Porque la ‘muchachita’ -como la llama el propio Juan Diego- que se aparece en Tepayac, como delatan sus rasgos, no es una ‘castilla’. Pero tampoco es una indígena: es, intrigantemente, un tipo nuevo que aún ni siquiera existía apenas cuando se apareció, pero que sería omnipresente en todo México y en toda la América Hispana en pocas generaciones: una mestiza. La Virgen se presentaba al humilde Juan Diego como la primera de un pueblo nuevo.
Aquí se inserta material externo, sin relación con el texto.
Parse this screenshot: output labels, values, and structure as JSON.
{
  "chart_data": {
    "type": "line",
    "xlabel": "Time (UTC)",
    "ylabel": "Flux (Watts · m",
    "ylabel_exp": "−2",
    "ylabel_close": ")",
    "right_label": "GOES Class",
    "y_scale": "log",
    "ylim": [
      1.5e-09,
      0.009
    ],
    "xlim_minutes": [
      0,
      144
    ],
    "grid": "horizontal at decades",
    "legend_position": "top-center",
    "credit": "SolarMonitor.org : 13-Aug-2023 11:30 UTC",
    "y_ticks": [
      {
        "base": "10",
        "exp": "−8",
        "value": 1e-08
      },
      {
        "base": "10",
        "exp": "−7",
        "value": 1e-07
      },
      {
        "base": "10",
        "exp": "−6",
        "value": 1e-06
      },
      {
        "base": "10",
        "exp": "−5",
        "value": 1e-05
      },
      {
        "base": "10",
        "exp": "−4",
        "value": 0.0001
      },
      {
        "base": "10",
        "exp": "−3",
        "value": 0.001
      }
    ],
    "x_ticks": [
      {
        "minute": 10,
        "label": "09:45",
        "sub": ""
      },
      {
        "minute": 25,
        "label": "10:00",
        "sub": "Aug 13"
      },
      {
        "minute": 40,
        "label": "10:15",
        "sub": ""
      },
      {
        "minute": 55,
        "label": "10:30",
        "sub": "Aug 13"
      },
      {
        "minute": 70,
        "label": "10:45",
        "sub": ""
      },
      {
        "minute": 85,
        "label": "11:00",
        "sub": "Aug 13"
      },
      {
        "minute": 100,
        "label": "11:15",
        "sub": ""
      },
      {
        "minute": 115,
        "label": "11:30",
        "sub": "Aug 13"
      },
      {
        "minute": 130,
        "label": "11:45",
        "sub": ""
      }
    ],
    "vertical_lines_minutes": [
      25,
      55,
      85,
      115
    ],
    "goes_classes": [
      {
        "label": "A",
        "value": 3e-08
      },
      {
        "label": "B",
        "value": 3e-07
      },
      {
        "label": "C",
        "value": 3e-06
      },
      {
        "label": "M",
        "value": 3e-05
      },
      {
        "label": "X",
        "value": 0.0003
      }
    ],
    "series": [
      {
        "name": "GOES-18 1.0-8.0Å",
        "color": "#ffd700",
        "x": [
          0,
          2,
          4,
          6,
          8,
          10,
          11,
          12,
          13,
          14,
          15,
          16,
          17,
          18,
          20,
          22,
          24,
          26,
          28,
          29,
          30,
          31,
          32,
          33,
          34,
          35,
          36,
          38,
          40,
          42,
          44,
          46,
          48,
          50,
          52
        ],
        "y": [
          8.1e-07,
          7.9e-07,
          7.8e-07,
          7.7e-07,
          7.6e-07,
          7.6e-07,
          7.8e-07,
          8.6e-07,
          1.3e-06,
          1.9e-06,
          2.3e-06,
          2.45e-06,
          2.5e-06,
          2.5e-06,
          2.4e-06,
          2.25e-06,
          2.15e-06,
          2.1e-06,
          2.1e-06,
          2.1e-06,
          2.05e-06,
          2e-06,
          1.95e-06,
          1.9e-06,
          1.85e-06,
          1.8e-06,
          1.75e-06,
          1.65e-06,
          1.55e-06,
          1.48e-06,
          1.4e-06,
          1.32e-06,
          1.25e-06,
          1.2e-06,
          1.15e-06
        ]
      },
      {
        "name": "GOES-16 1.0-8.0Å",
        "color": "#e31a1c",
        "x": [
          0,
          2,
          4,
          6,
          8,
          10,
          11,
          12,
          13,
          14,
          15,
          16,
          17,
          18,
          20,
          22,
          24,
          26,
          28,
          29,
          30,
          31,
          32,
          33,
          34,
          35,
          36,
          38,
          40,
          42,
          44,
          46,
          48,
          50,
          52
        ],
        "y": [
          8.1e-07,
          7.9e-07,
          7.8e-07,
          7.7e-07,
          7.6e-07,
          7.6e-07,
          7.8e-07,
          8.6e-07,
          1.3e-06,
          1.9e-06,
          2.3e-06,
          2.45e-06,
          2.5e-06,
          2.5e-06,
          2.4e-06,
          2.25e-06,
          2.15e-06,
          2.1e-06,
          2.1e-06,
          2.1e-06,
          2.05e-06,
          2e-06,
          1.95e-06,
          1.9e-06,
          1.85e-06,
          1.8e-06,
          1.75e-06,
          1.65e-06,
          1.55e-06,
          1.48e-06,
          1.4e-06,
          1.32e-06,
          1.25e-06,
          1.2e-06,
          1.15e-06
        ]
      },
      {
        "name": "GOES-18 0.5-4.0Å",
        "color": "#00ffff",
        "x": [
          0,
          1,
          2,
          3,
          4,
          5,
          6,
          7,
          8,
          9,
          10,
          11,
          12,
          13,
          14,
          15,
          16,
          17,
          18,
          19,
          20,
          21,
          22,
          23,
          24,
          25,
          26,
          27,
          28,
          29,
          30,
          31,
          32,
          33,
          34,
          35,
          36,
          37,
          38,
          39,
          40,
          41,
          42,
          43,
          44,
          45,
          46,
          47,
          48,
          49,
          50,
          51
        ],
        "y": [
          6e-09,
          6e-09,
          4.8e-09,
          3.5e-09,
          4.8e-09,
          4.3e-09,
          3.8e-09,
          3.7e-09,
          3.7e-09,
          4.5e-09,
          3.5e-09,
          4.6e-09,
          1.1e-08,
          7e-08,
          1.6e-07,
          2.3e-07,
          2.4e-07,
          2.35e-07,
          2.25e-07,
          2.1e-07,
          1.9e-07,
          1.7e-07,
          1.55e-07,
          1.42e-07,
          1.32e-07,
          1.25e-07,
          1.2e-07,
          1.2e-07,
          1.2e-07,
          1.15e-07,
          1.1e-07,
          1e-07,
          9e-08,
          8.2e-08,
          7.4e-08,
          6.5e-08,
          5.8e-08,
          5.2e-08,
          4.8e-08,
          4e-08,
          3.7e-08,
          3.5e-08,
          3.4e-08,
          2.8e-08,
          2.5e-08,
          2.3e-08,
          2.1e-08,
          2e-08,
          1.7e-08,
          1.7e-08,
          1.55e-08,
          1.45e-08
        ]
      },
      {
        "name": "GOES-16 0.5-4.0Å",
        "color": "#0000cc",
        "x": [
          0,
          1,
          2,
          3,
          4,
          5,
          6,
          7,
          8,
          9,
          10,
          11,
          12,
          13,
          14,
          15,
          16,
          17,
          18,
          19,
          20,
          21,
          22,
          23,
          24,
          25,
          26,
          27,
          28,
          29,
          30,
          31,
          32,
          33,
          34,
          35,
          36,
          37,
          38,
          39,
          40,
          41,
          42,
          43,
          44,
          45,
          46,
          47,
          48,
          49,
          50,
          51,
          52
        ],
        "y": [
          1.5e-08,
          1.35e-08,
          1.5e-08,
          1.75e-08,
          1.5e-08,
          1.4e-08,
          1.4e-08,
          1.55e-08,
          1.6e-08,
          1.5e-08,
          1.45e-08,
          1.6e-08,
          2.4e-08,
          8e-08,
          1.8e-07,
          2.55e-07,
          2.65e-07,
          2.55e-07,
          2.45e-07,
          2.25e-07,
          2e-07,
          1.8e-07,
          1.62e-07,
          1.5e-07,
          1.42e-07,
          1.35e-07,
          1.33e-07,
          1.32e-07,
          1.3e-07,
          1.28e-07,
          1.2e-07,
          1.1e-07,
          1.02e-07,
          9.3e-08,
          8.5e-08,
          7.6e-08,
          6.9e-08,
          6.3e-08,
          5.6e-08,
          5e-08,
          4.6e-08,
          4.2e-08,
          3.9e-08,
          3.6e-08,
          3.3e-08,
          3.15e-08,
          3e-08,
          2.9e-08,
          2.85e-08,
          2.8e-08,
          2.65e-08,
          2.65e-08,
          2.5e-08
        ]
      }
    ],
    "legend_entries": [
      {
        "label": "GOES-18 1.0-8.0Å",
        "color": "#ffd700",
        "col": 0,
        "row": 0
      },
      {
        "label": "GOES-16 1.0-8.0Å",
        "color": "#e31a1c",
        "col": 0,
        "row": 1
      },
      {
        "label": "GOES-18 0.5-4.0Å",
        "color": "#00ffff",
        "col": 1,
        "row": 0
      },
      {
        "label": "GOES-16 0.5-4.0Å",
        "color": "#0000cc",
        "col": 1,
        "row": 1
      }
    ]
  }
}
La Virgen fue la que supo hablar a los indígenas de forma que le entendiesen, la que les presentó a Su Hijo en un lenguaje y con una formas que les fueran familiares. Ella misma le habló, no en español, sino en sus lengua nahuatl, identificándose como “coatlallope”, “la que aplasta la serpiente, y como “tlecuauhtlapcupeuh”,  “la que viene de la región de la luz como el Águila de fuego”. Fue este nombre, incomprensible para los españoles, el que estos oyeron como semejante a ‘Guadalupe’, asociándolo a una advocación muy venerada en España, en la Basílica construida por Alfonso XI en 1340.

María, en el Tepeyac, se dirige a los indígenas no solo en su lengua, sino también usando sus referencias culturales, sus expresiones, su mentalidad; les dice, en fin, que Su Hijo no es meramente el “dios de los castillas”, sino que también es el suyo porque también murió por ellos.

Los conquistadores vieron en los sangrientos ritos y mitos de los aztecas una “religión del diablo”, y es cierto que se trataba de un culto que se complacía con la sangre y los sacificios. Cada año sacrificaba al menos a 20.000 hombres, mujeres y niños a sus dioses sedientos de sangre, extrayéndoles el corazón palpitante y practicando el canibalismo ritual con su cadáver. Y en algunos festivales especiales como la consagración de algún nuevo templo, los sacrificados al dios serpiente Quetzalcoatl llegaban a 80.000 en una sola ceremonia.

Pero nada hay tan malo que no quede en ello alguna chispa de bueno, de verdad. Había en la religión azteca mitos más amables e incluso la excusa de toda aquella espantosa carnicería tenía un origen que podía usarse para introducir el cristianismo en aquella cultura. Todas esas miserables víctimas eran sacrificadas a los dioses para que el sol siguiera brillando, y lo que los indígenas acabaron entendiendo, entusiasmados, en buena medida por una Señora que se presentaba ante ellos como una muchachita que les hablaba en términos que les eran familiares, es que aquellos sacrificios eran ya innecesarios porque Su propio Hijo había realizado el sacrificio definitivo.